Parkside Community Academy volunteers pass out meals from Olive Mediterranean Grill and Dimo's Pizza at a June 12 food giveaway. Credit: Maxwell Evans/Block Club Chicago

SOUTH SHORE — A South Shore elementary school will have a new STEAM focus as officials work to reestablish the school as a neighborhood hub.

Parkside Community Academy, 6938 S. East End Ave., is one of six Chicago Public Schools to receive district approval to develop a science, technology, engineering, arts and math-focused curriculum.

Sixteen other schools will shift their academic focus to areas like fine and performing arts or world languages as part of CPS’s $18 million programming initiative.

The next school year will be an “incubation year” for Parkside to make building improvements and offer professional development before the STEAM curriculum is implemented.

“We remain committed to … seeking additional opportunities for engagement so that more schools in more neighborhoods will apply for these programs,” chief education officer LaTanya McDade said in a statement.

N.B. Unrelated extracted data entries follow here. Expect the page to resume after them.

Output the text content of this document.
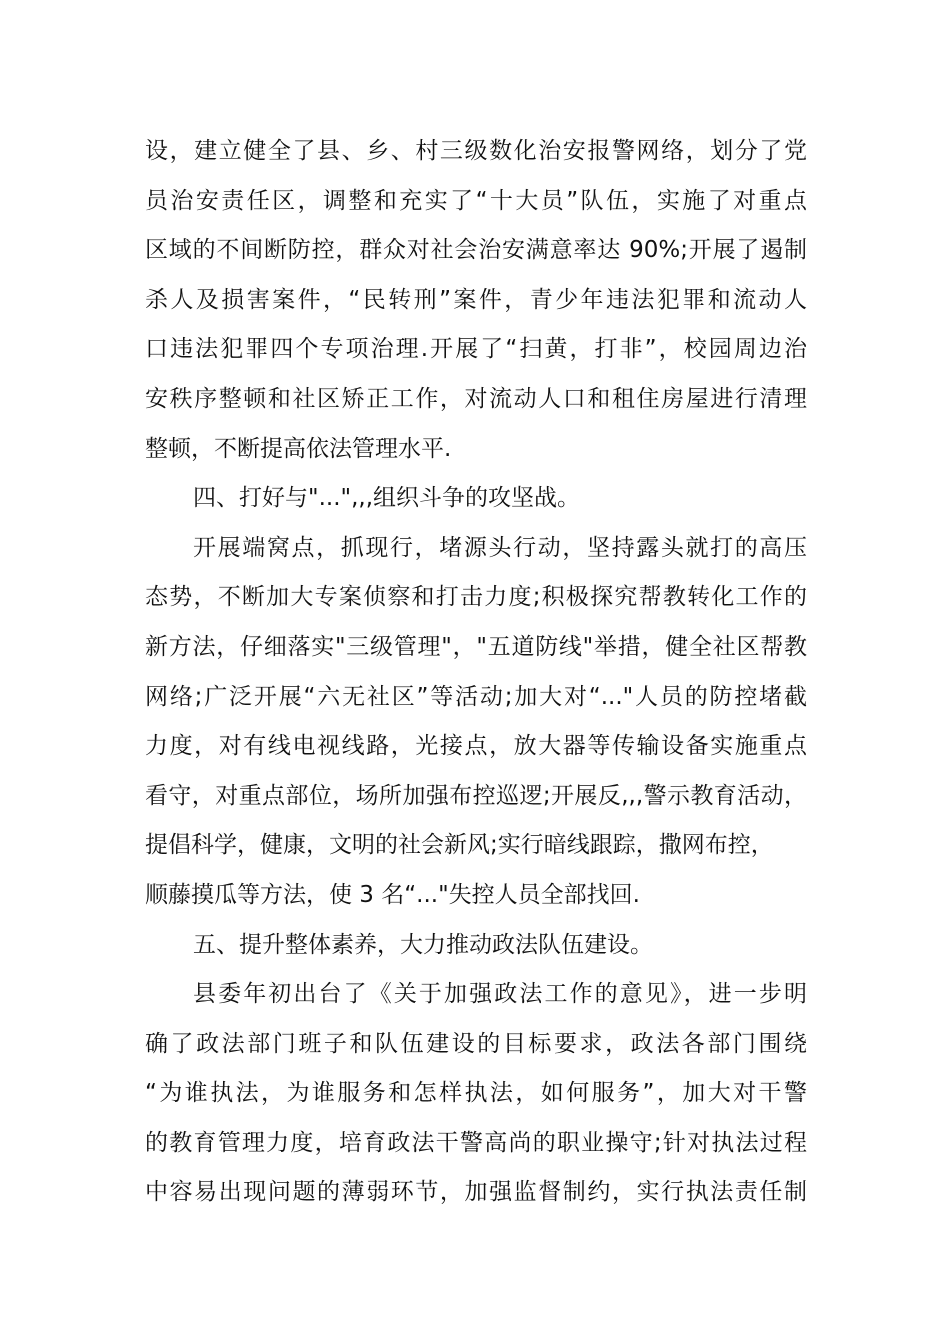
设，建立健全了县、乡、村三级数化治安报警网络，划分了党
员治安责任区，调整和充实了“十大员”队伍，实施了对重点
区域的不间断防控，群众对社会治安满意率达 90%;开展了遏制
杀人及损害案件，“民转刑”案件，青少年违法犯罪和流动人
口违法犯罪四个专项治理.开展了“扫黄，打非”，校园周边治
安秩序整顿和社区矫正工作，对流动人口和租住房屋进行清理
整顿，不断提高依法管理水平.
四、打好与"...",,,组织斗争的攻坚战。
开展端窝点，抓现行，堵源头行动，坚持露头就打的高压
态势，不断加大专案侦察和打击力度;积极探究帮教转化工作的
新方法，仔细落实"三级管理"，"五道防线"举措，健全社区帮教
网络;广泛开展“六无社区”等活动;加大对“..."人员的防控堵截
力度，对有线电视线路，光接点，放大器等传输设备实施重点
看守，对重点部位，场所加强布控巡逻;开展反,,,警示教育活动，
提倡科学，健康，文明的社会新风;实行暗线跟踪，撒网布控，
顺藤摸瓜等方法，使 3 名“..."失控人员全部找回.
五、提升整体素养，大力推动政法队伍建设。
县委年初出台了《关于加强政法工作的意见》，进一步明
确了政法部门班子和队伍建设的目标要求，政法各部门围绕
“为谁执法，为谁服务和怎样执法，如何服务”，加大对干警
的教育管理力度，培育政法干警高尚的职业操守;针对执法过程
中容易出现问题的薄弱环节，加强监督制约，实行执法责任制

As a STEAM school, Parkside will be better equipped for thematic learning, college and career readiness and collaboration between teachers, said Principal Tori Hughes, whose first year at the helm ends Thursday.

Hughes has faced numerous challenges since starting at Parkside. She said she had to hire 24 teachers to fill a 60 percent staff vacancy rate upon taking the job, then oversaw a school year shortened by an 11-day teachers’ strike last October and the ongoing coronavirus pandemic.

The upheaval has helped staffers grow closer to each other, Hughes said. She said teachers continued to help with the STEAM funding application, even as they were striking for things like smaller class sizes and more nurses.

“This was a year of learning and definitely doing,” Hughes said. “I’ve been looking at everything that is happening as some type of opportunity.”

The school expects to receive $150,000 in resources during the transition, including a STEAM specialist, a technology coordinator and a new makerspace, said Dixon Romeo, community representative for the Parkside local school council.

It’s unclear if these resources will be approved in the end, however, as the pandemic has created uncertainty around the district’s budget.

As a child growing up in South Shore, Romeo said he wanted to attend Parkside, where most of his friends were. But he attended Skinner West Elementary in the West Loop, which had a magnet program and where his mother felt he would receive a better education.

Schools are “the best investment I think you can make in a community,” Romeo said. With the STEAM curriculum approved, new leadership and community initiatives, he hopes the school can become a destination for South Shore residents.

“It really didn’t sit well with me — the fact that my mom had to make that choice, to go outside the community to get a better education,” Romeo said. “We’ve been working really hard to get more stuff for the school.”

As part of a push to bring community members to Parkside, volunteers have kicked off a series of twice-weekly food giveaways that started June 3.

Anyone who stops by is able to pick up a hot meal from a Chicago restaurant, as the giveaways are backed by the Chicago chapter of Frontline Foods. The next distributions are from 1–4 p.m. Wednesday and Friday.

Parkside’s giveaways were organized in response to CPS’s suspension of its meal distributions June 1 due to civil unrest, though the district restarted its effort a day later.